Joachim Klein, a member of the notorious Baader-Meihoff gang and an accomplice of arch-terrorist Carlos, broke with the movement when he found himself in an anti-Zionist training camp in an Arab country surrounded by European leftists on one side and European neo-Nazis on the other. Only then did he realize that "anti-Nazism" had somehow morphed into old-time Jew hatred. But, then, Klein was a mechanic, not an intellectual. Otherwise he would come up with a dialectical explanation.
For Joshka Fischer, the current German Foreign Minister and another former radical, the selection of Jewish passengers by German leftists at Entebbe was a similar shock. To the slogan "No More War," he now added another principle, "No more Auschwitz." Thus did the leader of the pacifist Green Party become a vociferous supporter of military intervention in the Balkans.
Fischer’s recognition that the real world demands choices between morally tainted alternatives, and that the desire to remain pure may often be the most immoral choice of all, is not one easily absorbed by intellectuals. At a time polls showed 92% of Americans favoring military intervention in Afghanistan, even if there were civilian casualties, only 22% of Harvard students felt the same way. (True, 69% would have supported military action if President Bush could have somehow contrived a war with a guarantee of no civilian casualties.)
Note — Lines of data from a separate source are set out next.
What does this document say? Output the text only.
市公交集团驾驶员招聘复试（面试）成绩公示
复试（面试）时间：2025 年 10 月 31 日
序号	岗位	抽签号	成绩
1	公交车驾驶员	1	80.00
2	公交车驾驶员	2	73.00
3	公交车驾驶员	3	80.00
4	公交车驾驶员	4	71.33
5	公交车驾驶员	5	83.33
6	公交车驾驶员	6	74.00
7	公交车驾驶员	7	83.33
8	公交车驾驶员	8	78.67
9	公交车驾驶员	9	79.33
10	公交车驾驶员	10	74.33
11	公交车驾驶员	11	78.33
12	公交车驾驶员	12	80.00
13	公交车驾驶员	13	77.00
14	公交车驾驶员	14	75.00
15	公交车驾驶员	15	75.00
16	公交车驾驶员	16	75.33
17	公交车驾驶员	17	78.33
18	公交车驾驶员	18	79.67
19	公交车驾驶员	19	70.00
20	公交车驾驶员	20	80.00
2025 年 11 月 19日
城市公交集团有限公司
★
IN few countries have the follies of intellectuals had such a profound effect as in Israel. Oslo architect Dr.Yossi Beilin serves as the archetype. Beilin freely admits that his various peace plans were based less on any empirical evidence of a Palestinian decision to live in peace with Israel than on his emotional inability to live in a world in which peace is impossible.
His peace plans, he concluded, could be implemented because they must be implemented. Since those plans are fair and just in his eyes that justness must be equally obvious to the Palestinians. Should became would, and even today, in interview after interview, Beilin steadfastly refuses to admit that there were any errors in his original conception.
All evidence that the Palestinians have not accepted Israel’s right to exist – the Palestinian Authority maps and textbooks, in which Israel does not appear; the continual incitement to drench the land in Jewish blood and celebration of jihad and martyrdom in the Palestinian media; and finally, the renewed declaration of war by Arafat in Septermber 2000 – mean nothing, as far as Beilin is concerned.
Avirum Goldblum, one of the leaders of Peace Now, commented last summer that he feels everyone who sees a Peace Now sticker on his car, is asking themselves, "Who is the idiot driving this car?" Why, I wonder, has every Jerusalem cab driver known for the last eight years what Goldblum and many of his fellow Ha’Aretz readers are only now discovering. The answer, I guess, is that the cab drivers are not so smart.